Und ach, am Freitag III

„[…]
Drum laß am Samstag backen
Das Brot, fein säuberlich –
Sonst werden wir sonntags packen
Und fressen, o König, dich!“
So endet Das Hungerlied von Georg. Also von Georg Weerth, nicht von meinem Mini-Malteser Georg. Dessen Hungerlied endet mit forderndem Gejaule und Zerkratzen der Schranktür. Er fordert zu Recht, denn heute gibt es eine ganz besondere Sorte Nassfutter für ihn. Geschmacksrichtung: die Reichen.
„Getreidefrei, reich an Reichen in Sauce“ steht dick auf der gelb-roten Verpackung über dem Bild eines glücklichen Golden Retrievers. Georg schlingt. Ich finde es seltsam, dass Hundefutter immer aus Fleisch besteht, welches diese überzüchteten Wauzis in freier Natur gar nicht reißen könnten: Rind, Schwein, Lamm und jetzt eben auch Adelige und CEOs. Wenn man bedenkt, dass das Futter getreidefrei ist, lässt sich das frei nach Marie-Antoinette und Rousseau aber leicht rechtfertigen: Wer kein Brot hat, isst Kuchen, und wer keinen Kuchen hat, isst eben die Reichen. Und solange es für die keinen veganen Ersatz gibt, scheint mir der Markt an dieser Stelle wenig Interesse an Regulation zu haben. Haben wir es versäumt, die Reichen vor sich selbst zu schützen?

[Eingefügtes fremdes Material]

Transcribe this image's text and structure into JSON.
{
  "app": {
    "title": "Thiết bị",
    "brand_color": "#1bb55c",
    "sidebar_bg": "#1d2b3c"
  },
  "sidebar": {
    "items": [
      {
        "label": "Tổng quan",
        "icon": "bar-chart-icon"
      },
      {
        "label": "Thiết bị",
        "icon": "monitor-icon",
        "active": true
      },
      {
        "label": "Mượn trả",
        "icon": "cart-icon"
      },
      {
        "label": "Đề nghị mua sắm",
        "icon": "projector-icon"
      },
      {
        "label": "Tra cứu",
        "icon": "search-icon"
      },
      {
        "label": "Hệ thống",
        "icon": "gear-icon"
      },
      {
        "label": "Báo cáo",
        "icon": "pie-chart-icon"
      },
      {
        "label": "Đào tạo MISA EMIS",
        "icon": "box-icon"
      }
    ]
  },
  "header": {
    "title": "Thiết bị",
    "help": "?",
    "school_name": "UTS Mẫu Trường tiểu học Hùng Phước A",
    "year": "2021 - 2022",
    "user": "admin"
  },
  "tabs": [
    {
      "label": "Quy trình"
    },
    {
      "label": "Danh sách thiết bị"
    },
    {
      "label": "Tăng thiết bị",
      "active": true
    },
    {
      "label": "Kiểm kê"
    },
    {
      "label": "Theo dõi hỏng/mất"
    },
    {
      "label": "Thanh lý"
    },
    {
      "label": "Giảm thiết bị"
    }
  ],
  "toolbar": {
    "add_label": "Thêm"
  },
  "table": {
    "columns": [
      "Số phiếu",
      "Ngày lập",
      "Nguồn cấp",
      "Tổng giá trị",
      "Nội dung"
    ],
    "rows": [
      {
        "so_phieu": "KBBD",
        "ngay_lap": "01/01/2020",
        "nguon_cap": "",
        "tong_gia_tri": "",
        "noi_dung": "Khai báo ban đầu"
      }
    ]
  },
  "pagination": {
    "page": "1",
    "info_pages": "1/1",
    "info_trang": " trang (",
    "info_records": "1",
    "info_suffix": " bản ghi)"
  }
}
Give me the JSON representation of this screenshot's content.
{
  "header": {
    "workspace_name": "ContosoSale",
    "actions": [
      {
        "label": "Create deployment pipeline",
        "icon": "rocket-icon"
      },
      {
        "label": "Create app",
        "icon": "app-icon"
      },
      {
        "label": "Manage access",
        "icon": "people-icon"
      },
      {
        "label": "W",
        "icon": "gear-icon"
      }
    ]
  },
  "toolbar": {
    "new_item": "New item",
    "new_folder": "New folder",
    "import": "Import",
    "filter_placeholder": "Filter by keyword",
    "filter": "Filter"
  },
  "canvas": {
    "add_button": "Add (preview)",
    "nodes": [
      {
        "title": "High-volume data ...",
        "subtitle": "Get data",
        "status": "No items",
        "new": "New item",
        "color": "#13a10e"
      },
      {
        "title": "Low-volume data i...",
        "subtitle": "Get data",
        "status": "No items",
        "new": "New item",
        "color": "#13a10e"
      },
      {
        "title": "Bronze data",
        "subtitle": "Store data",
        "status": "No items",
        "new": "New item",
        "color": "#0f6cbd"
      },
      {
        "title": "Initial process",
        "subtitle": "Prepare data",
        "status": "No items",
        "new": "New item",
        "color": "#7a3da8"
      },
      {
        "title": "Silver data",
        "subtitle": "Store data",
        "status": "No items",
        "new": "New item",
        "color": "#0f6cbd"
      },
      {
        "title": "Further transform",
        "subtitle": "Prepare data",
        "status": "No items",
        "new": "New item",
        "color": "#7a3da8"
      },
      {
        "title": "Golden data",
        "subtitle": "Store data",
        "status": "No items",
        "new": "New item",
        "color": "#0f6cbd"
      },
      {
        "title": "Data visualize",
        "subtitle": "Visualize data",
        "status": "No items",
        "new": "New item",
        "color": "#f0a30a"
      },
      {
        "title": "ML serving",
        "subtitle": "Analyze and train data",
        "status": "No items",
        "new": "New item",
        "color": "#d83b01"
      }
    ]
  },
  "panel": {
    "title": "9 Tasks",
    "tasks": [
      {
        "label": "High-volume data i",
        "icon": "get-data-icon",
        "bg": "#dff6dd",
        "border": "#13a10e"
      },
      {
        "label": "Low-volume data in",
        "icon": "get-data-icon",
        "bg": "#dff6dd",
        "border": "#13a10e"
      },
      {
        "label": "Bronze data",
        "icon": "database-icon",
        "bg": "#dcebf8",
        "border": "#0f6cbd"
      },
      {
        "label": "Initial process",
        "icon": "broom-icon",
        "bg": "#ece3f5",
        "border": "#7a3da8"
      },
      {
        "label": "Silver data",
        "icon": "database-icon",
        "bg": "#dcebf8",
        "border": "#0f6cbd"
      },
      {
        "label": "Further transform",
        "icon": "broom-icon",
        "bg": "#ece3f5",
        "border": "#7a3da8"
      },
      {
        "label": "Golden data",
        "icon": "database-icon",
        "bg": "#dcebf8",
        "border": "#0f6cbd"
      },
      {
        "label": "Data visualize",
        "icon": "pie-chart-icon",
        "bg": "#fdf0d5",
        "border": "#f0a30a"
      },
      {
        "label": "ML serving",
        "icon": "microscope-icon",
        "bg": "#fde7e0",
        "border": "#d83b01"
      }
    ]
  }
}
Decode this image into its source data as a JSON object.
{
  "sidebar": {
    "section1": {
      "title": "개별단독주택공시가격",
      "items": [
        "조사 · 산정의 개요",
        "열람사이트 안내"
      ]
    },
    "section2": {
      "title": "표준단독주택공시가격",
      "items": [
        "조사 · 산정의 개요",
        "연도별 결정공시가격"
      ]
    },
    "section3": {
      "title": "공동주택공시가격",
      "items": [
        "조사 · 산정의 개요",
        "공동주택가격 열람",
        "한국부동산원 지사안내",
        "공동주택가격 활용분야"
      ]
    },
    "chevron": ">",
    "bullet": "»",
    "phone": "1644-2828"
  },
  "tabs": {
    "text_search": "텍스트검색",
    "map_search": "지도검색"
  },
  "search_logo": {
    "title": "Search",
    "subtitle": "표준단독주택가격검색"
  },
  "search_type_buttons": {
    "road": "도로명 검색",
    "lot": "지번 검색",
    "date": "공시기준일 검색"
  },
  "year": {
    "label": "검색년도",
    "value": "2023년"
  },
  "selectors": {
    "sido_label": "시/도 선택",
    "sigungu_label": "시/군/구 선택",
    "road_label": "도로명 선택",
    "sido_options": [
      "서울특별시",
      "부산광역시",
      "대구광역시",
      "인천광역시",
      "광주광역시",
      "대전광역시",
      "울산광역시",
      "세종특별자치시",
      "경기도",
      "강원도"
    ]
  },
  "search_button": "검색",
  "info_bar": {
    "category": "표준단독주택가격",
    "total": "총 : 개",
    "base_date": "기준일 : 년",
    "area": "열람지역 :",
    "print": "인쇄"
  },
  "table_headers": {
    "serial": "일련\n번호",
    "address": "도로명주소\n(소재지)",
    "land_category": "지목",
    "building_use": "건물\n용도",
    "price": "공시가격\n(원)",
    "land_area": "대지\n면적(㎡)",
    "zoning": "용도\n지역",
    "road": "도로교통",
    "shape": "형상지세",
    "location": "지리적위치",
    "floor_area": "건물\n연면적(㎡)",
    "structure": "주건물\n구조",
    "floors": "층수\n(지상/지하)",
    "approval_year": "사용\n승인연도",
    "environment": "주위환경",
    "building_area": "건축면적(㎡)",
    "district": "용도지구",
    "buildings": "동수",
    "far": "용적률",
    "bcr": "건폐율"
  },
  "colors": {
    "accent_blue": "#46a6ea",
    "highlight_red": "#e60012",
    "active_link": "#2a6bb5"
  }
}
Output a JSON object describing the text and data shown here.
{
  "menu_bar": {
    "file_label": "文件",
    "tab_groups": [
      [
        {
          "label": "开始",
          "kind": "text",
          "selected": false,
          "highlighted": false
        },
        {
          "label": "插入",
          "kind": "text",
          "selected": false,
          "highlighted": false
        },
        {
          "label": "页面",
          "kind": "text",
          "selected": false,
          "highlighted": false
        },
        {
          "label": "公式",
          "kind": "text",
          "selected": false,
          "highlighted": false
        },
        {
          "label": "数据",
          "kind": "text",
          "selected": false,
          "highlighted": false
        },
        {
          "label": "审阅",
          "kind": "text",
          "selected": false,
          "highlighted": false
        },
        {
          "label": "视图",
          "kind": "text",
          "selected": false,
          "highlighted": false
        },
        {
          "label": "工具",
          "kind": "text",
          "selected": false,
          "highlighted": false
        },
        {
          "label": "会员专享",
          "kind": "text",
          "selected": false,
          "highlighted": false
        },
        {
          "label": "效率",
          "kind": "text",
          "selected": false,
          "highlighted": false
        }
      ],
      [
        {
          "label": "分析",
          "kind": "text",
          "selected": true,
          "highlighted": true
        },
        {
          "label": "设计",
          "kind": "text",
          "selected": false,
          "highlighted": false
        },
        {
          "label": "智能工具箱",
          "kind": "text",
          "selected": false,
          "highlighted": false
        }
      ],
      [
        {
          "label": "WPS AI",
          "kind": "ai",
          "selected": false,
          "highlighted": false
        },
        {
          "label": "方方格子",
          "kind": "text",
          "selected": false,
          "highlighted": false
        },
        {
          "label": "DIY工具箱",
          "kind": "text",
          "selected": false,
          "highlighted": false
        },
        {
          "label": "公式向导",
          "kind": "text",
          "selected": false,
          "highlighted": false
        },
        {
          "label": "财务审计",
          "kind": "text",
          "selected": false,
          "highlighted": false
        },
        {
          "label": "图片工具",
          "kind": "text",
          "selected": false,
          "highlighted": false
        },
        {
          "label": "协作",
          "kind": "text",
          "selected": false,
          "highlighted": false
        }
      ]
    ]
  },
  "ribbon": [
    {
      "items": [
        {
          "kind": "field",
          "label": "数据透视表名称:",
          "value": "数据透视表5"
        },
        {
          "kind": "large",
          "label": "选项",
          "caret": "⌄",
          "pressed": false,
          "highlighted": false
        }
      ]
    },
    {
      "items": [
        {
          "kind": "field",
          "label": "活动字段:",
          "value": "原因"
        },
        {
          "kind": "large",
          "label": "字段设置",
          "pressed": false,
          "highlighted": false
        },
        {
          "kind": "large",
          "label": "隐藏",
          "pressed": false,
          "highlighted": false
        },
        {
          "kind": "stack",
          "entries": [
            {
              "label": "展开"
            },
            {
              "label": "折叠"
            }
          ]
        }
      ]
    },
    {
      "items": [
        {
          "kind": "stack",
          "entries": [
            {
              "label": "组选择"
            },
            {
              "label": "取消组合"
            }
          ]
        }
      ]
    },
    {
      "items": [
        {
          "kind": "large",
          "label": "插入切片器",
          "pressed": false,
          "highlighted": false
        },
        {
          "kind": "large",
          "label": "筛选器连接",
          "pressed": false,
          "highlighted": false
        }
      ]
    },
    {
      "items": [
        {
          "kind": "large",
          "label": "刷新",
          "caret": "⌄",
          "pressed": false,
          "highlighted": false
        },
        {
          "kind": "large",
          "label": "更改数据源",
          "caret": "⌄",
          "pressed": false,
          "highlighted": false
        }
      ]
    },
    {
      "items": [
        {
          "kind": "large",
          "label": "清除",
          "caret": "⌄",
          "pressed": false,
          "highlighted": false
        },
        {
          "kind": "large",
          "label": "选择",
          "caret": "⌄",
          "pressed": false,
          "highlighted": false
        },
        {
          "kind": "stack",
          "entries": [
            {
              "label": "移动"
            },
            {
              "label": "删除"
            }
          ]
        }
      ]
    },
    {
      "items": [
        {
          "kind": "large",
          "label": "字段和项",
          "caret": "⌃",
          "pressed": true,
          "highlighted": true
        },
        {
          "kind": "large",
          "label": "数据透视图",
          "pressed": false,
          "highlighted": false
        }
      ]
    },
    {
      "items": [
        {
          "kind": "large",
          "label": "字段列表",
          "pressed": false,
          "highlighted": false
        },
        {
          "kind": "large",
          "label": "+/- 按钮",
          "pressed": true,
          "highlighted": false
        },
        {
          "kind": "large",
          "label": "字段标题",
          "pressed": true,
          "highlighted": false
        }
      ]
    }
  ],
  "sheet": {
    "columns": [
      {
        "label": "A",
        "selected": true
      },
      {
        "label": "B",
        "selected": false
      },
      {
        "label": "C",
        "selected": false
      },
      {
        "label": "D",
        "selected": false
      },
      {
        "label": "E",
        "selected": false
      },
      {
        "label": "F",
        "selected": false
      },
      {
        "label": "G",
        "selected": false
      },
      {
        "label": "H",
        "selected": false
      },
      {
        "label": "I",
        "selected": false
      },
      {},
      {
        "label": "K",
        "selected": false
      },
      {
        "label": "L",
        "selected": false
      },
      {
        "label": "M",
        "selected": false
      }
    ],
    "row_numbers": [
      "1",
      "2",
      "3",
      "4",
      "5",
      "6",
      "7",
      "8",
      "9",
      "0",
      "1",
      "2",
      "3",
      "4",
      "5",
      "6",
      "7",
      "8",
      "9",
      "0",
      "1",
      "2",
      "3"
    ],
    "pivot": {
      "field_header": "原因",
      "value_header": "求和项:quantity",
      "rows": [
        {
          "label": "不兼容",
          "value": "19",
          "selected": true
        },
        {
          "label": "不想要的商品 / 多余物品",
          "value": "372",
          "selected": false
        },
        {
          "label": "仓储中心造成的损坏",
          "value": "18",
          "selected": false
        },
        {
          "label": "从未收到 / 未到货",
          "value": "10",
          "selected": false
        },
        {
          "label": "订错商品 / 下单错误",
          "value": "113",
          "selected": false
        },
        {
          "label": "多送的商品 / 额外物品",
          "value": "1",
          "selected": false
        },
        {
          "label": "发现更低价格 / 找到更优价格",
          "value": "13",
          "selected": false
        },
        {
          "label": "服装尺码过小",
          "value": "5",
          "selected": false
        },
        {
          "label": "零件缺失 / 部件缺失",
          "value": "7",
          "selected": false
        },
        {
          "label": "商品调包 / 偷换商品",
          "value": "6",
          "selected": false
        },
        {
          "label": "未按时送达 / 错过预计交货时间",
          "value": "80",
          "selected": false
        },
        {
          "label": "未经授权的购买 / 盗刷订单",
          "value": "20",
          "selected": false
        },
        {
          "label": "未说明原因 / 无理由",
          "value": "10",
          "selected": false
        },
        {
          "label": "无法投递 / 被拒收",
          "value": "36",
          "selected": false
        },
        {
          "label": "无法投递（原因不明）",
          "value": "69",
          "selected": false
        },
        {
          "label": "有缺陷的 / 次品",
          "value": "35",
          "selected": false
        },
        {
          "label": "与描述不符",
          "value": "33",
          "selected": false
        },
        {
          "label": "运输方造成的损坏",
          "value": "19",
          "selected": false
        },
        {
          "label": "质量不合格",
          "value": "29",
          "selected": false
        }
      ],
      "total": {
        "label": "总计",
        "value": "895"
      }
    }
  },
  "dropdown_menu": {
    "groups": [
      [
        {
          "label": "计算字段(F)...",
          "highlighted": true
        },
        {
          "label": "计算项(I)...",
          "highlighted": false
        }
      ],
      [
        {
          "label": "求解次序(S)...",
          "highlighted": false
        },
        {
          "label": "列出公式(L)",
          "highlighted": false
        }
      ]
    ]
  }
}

Georgs Investition in Dogecoin steht gerade wieder ganz gut, Kryptowährungen ärgern die großen Magnaten ja einigermaßen konsequent. Selbst in den USA, die der Kapitalismus von einer anstrengend christlichen Siedlung in eine Weltmacht (und wieder zurück) verwandelt hat, ist die Rede von einer neuen härteren Reichensteuer. Auch hierzulande ist einigen aufgefallen, dass die Schere zwischen Arm und Reich im Gegensatz zu Geringverdienern keine Haare schneiden kann.
Ob das genügt, damit auch diesem Freitag ein Samstag folgt, an dem wir fein säuberlich Brot backen? Seit Lockdown-Beginn habe ich permanent das Gefühl, es wäre Sonntag. Das wäre schlecht. Mir schmecken die Reichen nämlich gar nicht.